Tuesday, September 27, 2016

On Being a New Creation




 Therefore, if anyone is in Christ, the new creation has come.The old has gone, the new is here!2 Corinthians 5:17
If you haven't spent a lot of time with a butterfly, you may have the impression that becoming one is a simple, automatic thing. Awkward little caterpillar is transformed, he pops out of his chrysalis and flies away on a happy little breeze surrounded by sunshine and flowers.

Not so much.

My 6-year-old son loves bugs. He found a crop of black swallowtail caterpillars on the parsley in the garden and brought them all inside to raise. I was all for raising 2 or 3, but he found 9, so we've been doing this for a while. The only thing you really have to do is give the caterpillars fresh parsley to munch on, provide a few sticks for them to crawl on ... and clean up poop.

Caterpillars poop. A LOT.

After cleaning up an inordinate amount of bug feces, we were finally rewarded with a tank full of sleeping caterpillars undergoing transformation. We kept them moist and watched. And waited. For days.

Isn't it just like God to create something like the butterfly?

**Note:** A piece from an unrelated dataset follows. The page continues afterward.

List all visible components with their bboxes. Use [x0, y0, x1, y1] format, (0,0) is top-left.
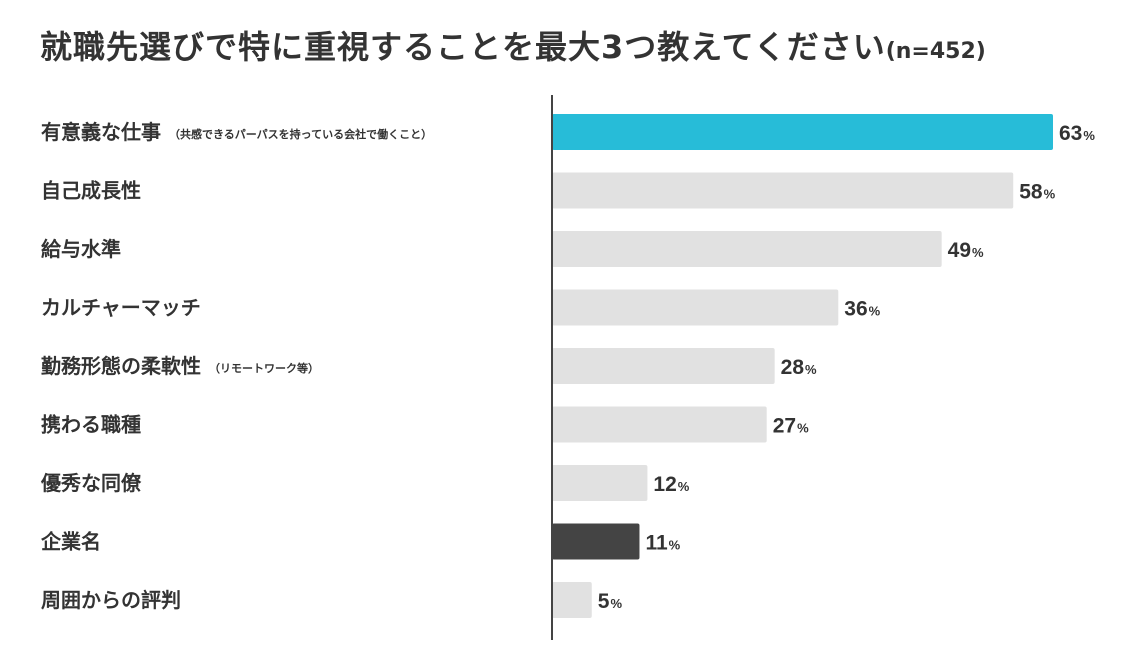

What person would come up with the idea of morphing a slowpoke crawly creature into a winged beauty that defies gravity and flies off into the sky? When you really think about it, the butterfly is a miracle. We can't recreate it. We can't hope to understand what happens while that caterpillar sleeps. God makes something completely new out of a totally different creature.

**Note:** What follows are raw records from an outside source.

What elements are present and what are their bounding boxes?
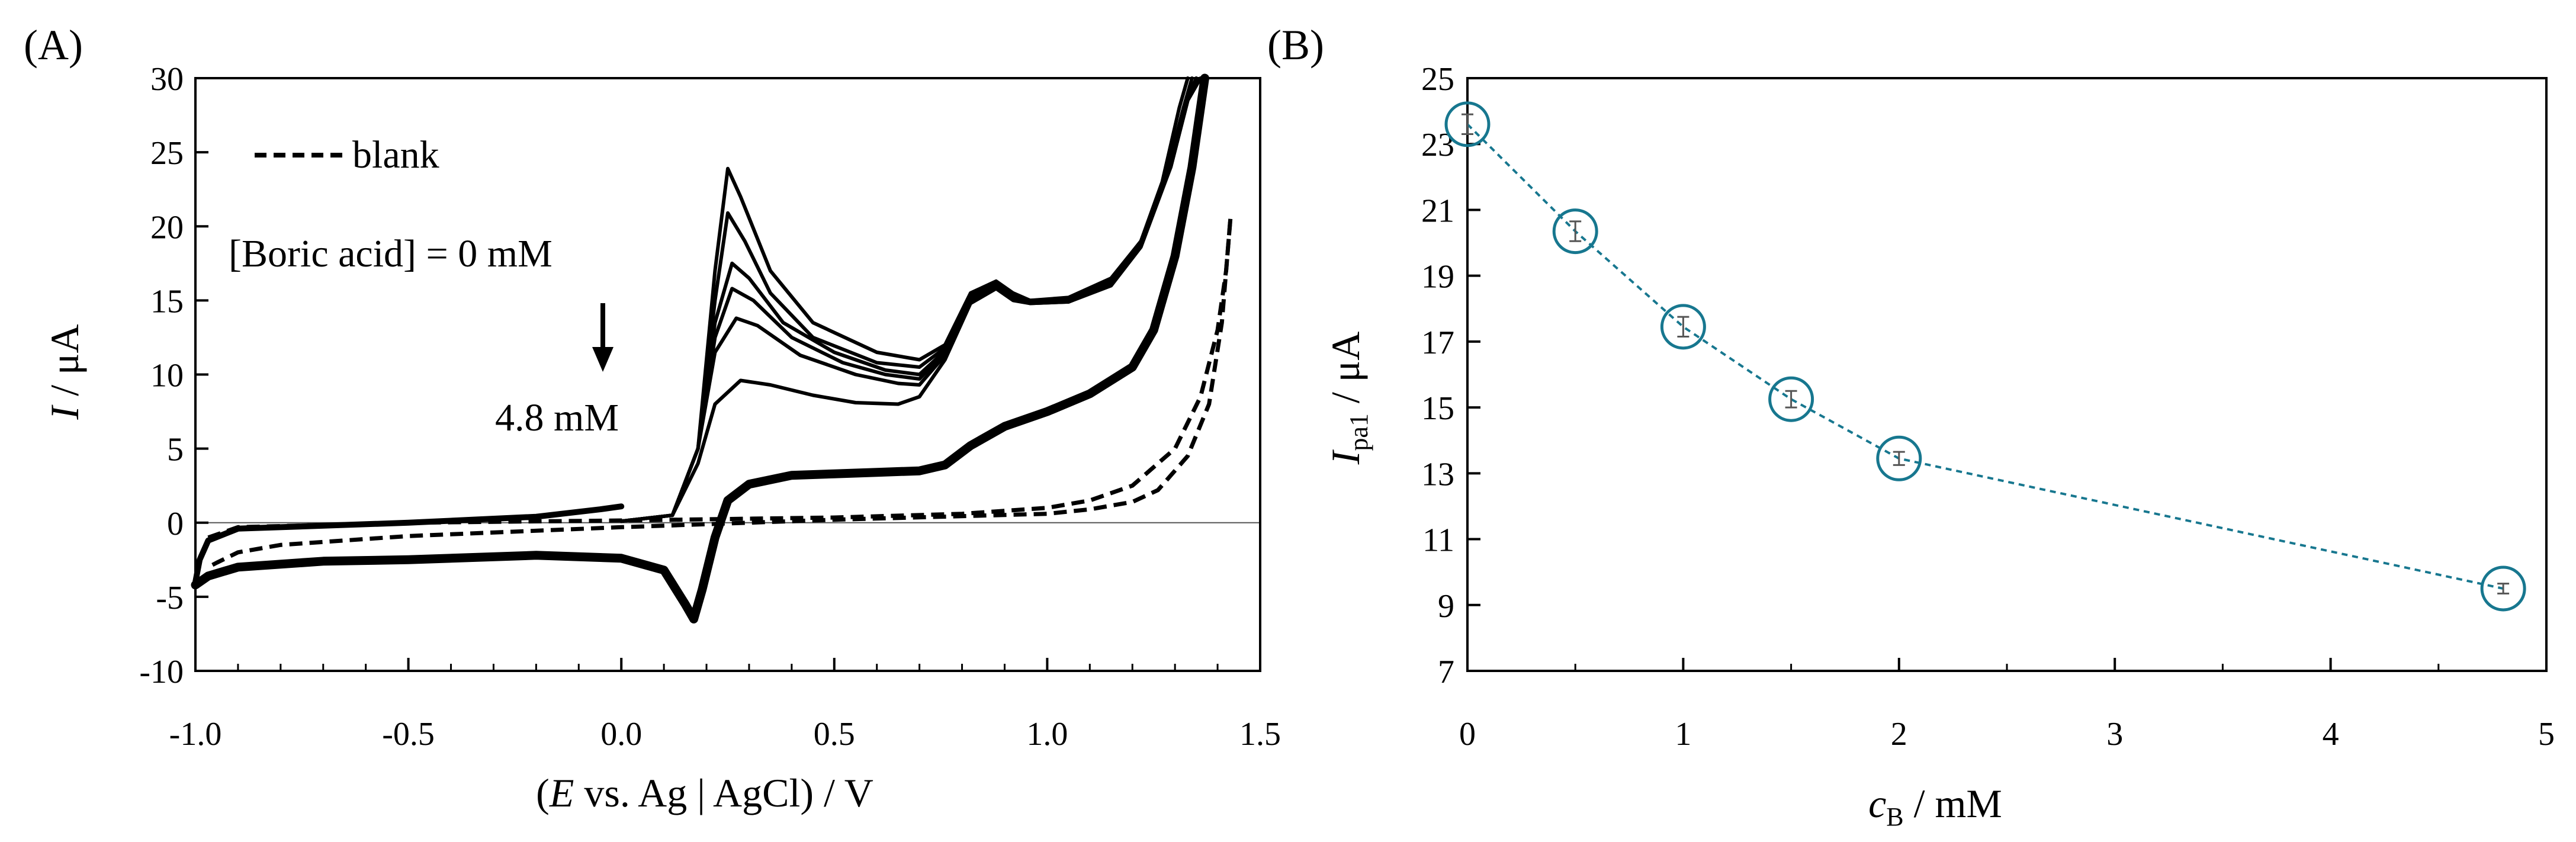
y-tick-label: 5 [167, 432, 184, 468]
y-tick-label: 30 [150, 61, 184, 98]
y-tick-label: -5 [156, 580, 184, 616]
panel-a-x-tick-labels: -1.0 -0.5 0.0 0.5 1.0 1.5 [169, 716, 1281, 753]
trend-line [1466, 123, 2504, 590]
series-0-5-mm [619, 76, 1194, 523]
y-tick-label: -10 [139, 654, 184, 690]
panel-a-y-tick-labels: -10 -5 0 5 10 15 20 25 30 [139, 61, 184, 690]
panel-a-ticks [194, 77, 1261, 672]
plot-frame [1466, 77, 2548, 672]
x-tick-label: 0.0 [600, 716, 642, 753]
panel-b-x-tick-labels: 0 1 2 3 4 5 [1459, 716, 2555, 753]
arrow-down-icon [592, 347, 614, 372]
y-tick-label: 25 [1421, 61, 1454, 98]
x-tick-label: 0.5 [814, 716, 855, 753]
panel-b-frame [1466, 77, 2548, 672]
data-point [1660, 304, 1706, 350]
panel-b-y-tick-labels: 7 9 11 13 15 17 19 21 23 25 [1421, 61, 1454, 690]
annotation-4-8mm: 4.8 mM [495, 396, 619, 439]
series-4-8-mm [619, 76, 1203, 523]
y-tick-label: 23 [1421, 127, 1454, 163]
panel-a-y-axis-label: I / μA [42, 324, 87, 420]
y-tick-label: 15 [1421, 390, 1454, 427]
x-tick-label: 2 [1891, 716, 1907, 753]
panel-a-x-axis-label: (E vs. Ag | AgCl) / V [536, 770, 873, 815]
series-1-5-mm [619, 76, 1199, 523]
series-1-0-mm [619, 76, 1199, 523]
y-tick-label: 20 [150, 209, 184, 246]
annotation-boric-acid-0mm: [Boric acid] = 0 mM [229, 232, 553, 275]
data-point [1768, 376, 1814, 422]
y-tick-label: 15 [150, 283, 184, 320]
y-tick-label: 9 [1438, 588, 1454, 625]
series-0-mm [619, 76, 1190, 523]
panel-b-ticks [1466, 77, 2548, 672]
y-tick-label: 21 [1421, 192, 1454, 229]
x-tick-label: 3 [2106, 716, 2123, 753]
x-tick-label: -0.5 [382, 716, 435, 753]
series-reverse-envelope [191, 73, 1209, 624]
panel-b-connecting-line [1466, 123, 2504, 590]
panel-a-label: (A) [24, 21, 83, 69]
panel-a-series [191, 73, 1233, 624]
x-tick-label: 1.0 [1026, 716, 1068, 753]
series-2-0-mm [619, 76, 1203, 523]
series-blank-reverse [207, 218, 1233, 569]
data-point [1876, 435, 1922, 481]
series-negative-start [192, 503, 625, 585]
y-tick-label: 13 [1421, 456, 1454, 493]
x-tick-label: 1.5 [1239, 716, 1281, 753]
data-point [1444, 101, 1491, 147]
panel-b-y-axis-label: Ipa1 / μA [1323, 332, 1373, 465]
x-tick-label: 4 [2323, 716, 2339, 753]
x-tick-label: 1 [1675, 716, 1691, 753]
panel-b-data-points [1444, 101, 2526, 612]
y-tick-label: 0 [167, 506, 184, 542]
data-point [1552, 208, 1598, 255]
legend-blank-label: blank [352, 133, 439, 176]
y-tick-label: 25 [150, 135, 184, 172]
y-tick-label: 11 [1422, 522, 1454, 559]
panel-b-label: (B) [1267, 21, 1324, 69]
data-point [2480, 565, 2526, 612]
panel-b-x-axis-label: cB / mM [1868, 781, 2002, 831]
y-tick-label: 17 [1421, 324, 1454, 361]
y-tick-label: 10 [150, 358, 184, 394]
x-tick-label: 5 [2538, 716, 2555, 753]
y-tick-label: 19 [1421, 259, 1454, 295]
x-tick-label: -1.0 [169, 716, 222, 753]
x-tick-label: 0 [1459, 716, 1476, 753]
panel-a-chart: (A) -1.0 -0.5 0.0 0.5 1.0 1.5 -10 -5 0 5 10 15 20 25… [24, 21, 1281, 815]
y-tick-label: 7 [1438, 654, 1454, 690]
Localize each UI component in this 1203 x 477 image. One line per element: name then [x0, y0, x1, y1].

But is this change automatic? Does the caterpillar know he's different? From watching butterflies fall out of their chrysalis, I can tell you most assuredly they have no clue. They flop and fall and freak out as they drag slime everywhere. They panic and try to crawl like a caterpillar only to have the huge growths on their back keep them from getting anywhere. They fall off the stick over and over again until finally they decide it's better just to be still and they find a place to hang out. That's when things begin to change.


Why the science lesson? As I watched this little guy today, I couldn't help but think about us. When we humble ourselves before God and admit we need Jesus, that we're nothing on our own and we are in dire need of a transformation, things change. But it isn't an automatic, everything is happy and wonderful change. Usually, it's a fairly awkward and somewhat slow change. We aren't going to be everything God intends for us the moment our faith is born.

I think of it more like a line. We have a starting point, when our faith is new, and an ending point, when our faith is realized and we are home with Jesus in glory. All along this line between the two, we are changing. We're getting closer to that final result, but we're not ever "done" if we are still breathing.

All this to say, we're all works in progress. Judging other Christians or ourselves based on a standard of perfection will always reveal problems. The questions to ask are "Am I growing?" "Do I have more of a love for Jesus than I did a year ago or ten years ago?" "Has my maturity level in spiritual things gotten better, even if slowly, over time?"

God isn't finished with us yet, fellow flopping butterfly. Someday we will fly. Let's be open to him doing his work in us, and let's be loving as we help others around us who may have just fallen out of the chrysalis. 

Let's be all about the process of becoming new creations, because some happy day, we will be finished.

1 comment:

  1. Thanks for sharing this! It is a wonderful lesson.